Sent from my DROIDX using RootzWiki


----------



## jHutch (Nov 12, 2011)

I thought he meant a theme for the stock dialer.. but yeah that works too

Sent from my DROID X using Tapatalk


----------



## HomicidalDX82 (Sep 21, 2011)

My bad, I was referring to themes to apply to the stock dialer, not dialer apps. Preciate the feedback Jon n JHutch. Ive looked at several stock themes thru Rom Toolbox and Rom Manager, but the one thing I do not have is the D2 Bootstrap app simply because Ive been waiting on my new debit card for 3 weeks. Is there any theme or even rom I can download and install w/o having to have Bootstrap or any other paid app?

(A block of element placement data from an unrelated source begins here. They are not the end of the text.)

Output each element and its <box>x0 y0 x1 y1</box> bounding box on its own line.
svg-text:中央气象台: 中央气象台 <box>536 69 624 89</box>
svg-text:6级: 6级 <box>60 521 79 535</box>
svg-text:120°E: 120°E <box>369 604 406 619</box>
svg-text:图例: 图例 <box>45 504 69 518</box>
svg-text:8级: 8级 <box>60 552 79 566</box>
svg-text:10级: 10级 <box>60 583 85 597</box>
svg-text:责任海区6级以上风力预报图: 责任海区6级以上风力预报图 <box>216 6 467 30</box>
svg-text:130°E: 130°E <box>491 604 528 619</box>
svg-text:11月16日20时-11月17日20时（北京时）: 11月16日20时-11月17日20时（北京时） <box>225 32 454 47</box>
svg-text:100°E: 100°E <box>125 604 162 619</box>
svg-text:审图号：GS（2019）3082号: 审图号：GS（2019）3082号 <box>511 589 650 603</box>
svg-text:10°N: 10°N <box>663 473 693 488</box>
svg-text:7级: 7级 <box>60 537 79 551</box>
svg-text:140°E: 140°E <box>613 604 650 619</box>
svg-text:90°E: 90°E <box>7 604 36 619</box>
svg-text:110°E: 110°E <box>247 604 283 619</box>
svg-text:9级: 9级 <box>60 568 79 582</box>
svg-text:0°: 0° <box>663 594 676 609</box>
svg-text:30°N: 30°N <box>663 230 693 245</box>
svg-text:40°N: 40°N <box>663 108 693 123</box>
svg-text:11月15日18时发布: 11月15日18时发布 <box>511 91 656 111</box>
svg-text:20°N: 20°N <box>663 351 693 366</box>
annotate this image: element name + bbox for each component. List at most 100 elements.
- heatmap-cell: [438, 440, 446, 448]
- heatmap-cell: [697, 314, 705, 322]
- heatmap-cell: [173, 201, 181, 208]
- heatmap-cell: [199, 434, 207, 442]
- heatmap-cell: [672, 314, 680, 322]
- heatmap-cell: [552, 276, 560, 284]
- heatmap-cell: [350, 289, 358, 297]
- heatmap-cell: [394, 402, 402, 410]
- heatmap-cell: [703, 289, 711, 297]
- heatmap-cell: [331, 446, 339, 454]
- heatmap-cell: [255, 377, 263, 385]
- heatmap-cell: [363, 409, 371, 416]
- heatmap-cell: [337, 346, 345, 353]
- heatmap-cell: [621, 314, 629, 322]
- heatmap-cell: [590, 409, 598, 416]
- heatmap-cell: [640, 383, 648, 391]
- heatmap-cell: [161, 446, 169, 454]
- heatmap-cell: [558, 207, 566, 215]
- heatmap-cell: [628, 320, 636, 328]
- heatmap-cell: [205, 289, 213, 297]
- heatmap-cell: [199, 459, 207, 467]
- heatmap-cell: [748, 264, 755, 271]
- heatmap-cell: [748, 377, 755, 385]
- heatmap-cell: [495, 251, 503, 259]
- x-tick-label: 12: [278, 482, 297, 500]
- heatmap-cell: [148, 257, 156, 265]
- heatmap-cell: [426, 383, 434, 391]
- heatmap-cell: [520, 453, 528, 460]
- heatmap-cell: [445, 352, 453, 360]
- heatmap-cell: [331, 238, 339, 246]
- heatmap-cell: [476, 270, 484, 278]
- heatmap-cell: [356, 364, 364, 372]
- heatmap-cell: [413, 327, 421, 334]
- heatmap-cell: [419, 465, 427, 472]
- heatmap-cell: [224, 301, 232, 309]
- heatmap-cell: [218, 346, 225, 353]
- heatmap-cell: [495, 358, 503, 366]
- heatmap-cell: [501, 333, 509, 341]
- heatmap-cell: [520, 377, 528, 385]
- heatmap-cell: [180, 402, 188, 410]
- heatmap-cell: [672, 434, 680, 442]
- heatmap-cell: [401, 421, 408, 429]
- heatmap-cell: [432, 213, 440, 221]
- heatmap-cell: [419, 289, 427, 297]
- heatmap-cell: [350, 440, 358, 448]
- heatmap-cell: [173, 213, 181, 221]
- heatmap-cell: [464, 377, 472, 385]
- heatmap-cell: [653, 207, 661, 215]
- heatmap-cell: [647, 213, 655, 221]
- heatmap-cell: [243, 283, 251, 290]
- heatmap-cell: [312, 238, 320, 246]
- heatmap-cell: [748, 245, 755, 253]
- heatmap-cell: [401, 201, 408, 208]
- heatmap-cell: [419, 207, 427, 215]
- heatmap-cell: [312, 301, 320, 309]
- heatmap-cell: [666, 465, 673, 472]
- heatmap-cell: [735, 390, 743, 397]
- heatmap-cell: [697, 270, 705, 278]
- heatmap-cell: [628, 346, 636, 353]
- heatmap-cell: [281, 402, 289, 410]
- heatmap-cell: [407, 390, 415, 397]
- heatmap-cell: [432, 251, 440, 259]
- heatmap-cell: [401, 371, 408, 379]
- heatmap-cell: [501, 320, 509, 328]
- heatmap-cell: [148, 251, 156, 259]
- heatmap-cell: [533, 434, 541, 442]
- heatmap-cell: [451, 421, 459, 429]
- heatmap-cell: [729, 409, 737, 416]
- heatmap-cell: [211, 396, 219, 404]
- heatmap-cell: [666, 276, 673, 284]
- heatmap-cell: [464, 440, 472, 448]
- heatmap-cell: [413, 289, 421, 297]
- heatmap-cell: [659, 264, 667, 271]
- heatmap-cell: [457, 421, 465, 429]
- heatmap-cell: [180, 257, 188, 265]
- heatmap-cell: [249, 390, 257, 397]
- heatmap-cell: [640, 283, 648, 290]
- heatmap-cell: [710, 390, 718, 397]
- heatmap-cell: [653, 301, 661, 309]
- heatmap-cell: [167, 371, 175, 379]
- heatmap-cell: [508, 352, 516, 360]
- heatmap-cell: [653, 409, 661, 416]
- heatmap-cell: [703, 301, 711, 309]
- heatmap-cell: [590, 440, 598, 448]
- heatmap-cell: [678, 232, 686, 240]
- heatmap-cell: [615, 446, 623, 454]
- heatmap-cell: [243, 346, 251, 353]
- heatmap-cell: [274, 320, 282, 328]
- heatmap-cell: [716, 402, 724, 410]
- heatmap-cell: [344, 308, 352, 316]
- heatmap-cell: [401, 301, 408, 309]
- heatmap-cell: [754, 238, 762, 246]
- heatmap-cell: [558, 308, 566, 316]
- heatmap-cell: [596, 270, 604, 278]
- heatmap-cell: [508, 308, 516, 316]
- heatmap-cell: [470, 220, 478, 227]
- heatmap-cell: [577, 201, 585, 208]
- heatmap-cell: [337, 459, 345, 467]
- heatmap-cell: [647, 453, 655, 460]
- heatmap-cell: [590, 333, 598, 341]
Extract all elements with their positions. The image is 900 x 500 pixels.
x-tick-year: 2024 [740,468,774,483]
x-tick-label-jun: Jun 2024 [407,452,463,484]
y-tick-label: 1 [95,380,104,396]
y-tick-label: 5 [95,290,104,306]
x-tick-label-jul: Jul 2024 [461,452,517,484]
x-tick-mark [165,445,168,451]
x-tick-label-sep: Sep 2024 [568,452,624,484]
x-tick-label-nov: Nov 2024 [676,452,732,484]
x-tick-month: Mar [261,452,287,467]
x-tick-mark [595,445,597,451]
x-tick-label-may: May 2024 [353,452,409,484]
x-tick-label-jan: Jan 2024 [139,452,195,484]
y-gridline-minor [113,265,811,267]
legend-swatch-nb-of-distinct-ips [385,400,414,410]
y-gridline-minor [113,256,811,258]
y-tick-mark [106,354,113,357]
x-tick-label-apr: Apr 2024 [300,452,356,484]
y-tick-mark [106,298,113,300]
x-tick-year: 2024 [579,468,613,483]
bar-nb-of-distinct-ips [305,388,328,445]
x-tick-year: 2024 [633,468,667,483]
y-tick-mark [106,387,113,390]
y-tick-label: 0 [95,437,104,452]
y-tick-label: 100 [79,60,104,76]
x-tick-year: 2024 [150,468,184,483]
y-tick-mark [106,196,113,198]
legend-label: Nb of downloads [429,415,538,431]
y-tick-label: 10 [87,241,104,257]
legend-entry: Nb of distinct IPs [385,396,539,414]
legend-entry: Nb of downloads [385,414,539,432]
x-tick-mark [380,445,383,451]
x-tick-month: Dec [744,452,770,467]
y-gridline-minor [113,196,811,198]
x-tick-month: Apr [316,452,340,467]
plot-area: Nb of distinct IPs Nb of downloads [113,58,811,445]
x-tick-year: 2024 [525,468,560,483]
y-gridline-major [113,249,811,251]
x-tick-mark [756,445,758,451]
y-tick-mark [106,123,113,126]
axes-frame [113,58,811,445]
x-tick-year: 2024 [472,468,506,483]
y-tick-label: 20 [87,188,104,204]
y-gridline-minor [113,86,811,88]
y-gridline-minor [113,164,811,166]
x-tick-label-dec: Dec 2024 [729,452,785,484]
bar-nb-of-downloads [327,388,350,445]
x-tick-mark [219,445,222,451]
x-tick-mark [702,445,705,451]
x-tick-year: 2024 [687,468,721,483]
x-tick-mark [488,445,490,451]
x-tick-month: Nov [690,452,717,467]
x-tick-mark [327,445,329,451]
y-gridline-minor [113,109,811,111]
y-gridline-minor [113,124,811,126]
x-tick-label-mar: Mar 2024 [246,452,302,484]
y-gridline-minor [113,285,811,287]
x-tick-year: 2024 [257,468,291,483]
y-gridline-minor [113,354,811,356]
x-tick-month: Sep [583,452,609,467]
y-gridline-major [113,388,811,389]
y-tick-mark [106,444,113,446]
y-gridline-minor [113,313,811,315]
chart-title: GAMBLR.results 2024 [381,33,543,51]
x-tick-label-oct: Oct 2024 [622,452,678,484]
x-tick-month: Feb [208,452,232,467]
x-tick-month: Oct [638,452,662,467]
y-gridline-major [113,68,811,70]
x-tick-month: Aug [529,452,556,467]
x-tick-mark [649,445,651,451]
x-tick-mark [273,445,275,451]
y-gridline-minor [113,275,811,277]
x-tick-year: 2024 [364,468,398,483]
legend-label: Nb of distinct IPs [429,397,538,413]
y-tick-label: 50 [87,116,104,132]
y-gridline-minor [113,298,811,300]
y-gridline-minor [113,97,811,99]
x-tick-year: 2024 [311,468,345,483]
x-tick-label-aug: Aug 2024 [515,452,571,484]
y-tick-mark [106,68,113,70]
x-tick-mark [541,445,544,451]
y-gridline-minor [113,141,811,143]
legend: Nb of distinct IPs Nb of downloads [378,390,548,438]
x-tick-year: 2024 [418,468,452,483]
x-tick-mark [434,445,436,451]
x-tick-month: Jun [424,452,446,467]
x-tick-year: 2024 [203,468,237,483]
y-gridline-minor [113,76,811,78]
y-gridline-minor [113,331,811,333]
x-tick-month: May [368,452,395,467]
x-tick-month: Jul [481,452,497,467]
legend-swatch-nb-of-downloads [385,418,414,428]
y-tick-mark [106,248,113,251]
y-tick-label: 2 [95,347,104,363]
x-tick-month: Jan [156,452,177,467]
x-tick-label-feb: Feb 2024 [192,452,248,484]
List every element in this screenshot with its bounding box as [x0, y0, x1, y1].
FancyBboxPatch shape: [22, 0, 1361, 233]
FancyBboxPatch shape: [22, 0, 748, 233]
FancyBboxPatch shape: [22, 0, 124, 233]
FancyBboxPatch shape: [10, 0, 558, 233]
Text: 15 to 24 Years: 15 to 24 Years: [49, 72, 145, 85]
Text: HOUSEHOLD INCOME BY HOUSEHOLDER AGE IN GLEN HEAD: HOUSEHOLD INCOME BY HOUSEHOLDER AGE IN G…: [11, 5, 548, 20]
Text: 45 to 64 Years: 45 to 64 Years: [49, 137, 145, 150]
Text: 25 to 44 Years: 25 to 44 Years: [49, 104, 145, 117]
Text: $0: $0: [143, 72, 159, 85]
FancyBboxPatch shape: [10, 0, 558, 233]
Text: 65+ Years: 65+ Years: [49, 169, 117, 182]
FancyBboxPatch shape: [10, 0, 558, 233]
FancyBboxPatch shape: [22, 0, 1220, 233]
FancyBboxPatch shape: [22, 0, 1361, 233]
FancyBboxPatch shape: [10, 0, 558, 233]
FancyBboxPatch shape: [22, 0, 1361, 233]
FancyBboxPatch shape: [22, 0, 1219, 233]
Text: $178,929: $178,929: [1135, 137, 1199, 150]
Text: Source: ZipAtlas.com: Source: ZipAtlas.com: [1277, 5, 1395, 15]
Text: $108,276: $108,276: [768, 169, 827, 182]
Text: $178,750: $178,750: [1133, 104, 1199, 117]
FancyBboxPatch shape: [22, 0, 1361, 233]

Sent from my DROIDX using RootzWiki


----------



## SaurusX (Jun 15, 2011)

Koush gave away Droid2 Bootstrap on his website before he neglected it and forgot to update the link. Here it is: http://db.tt/Z9plyMAe

Edit: I themed the stock dialer a while back to make it more like AOSP using someone else's work as a base. I made it for the 596 GB release, but I know that it work on 602 and 605 as the dialer never changed. http://www.droidxforums.com/forum/gingerbread-themes/30672-theme-aosp-gb-themed-blur-dialer-596-a.html


----------



## HomicidalDX82 (Sep 21, 2011)

Good lookn out on the Bootstrap App and the dialer you hooked up. Unfortunately I tried to download the dialer thru the link you posted and Media Fire said it was no longer available....IDK maybe Im not doin something right, Im bout 2 mnths into my first go round at rootn a phone. Anything else you can shoot my way would be gladly accepted.

Sent from my DROIDX using RootzWiki


----------



## SaurusX (Jun 15, 2011)

I guess the mediafire link expired. I'll reupload the dialer theme again tonight.


----------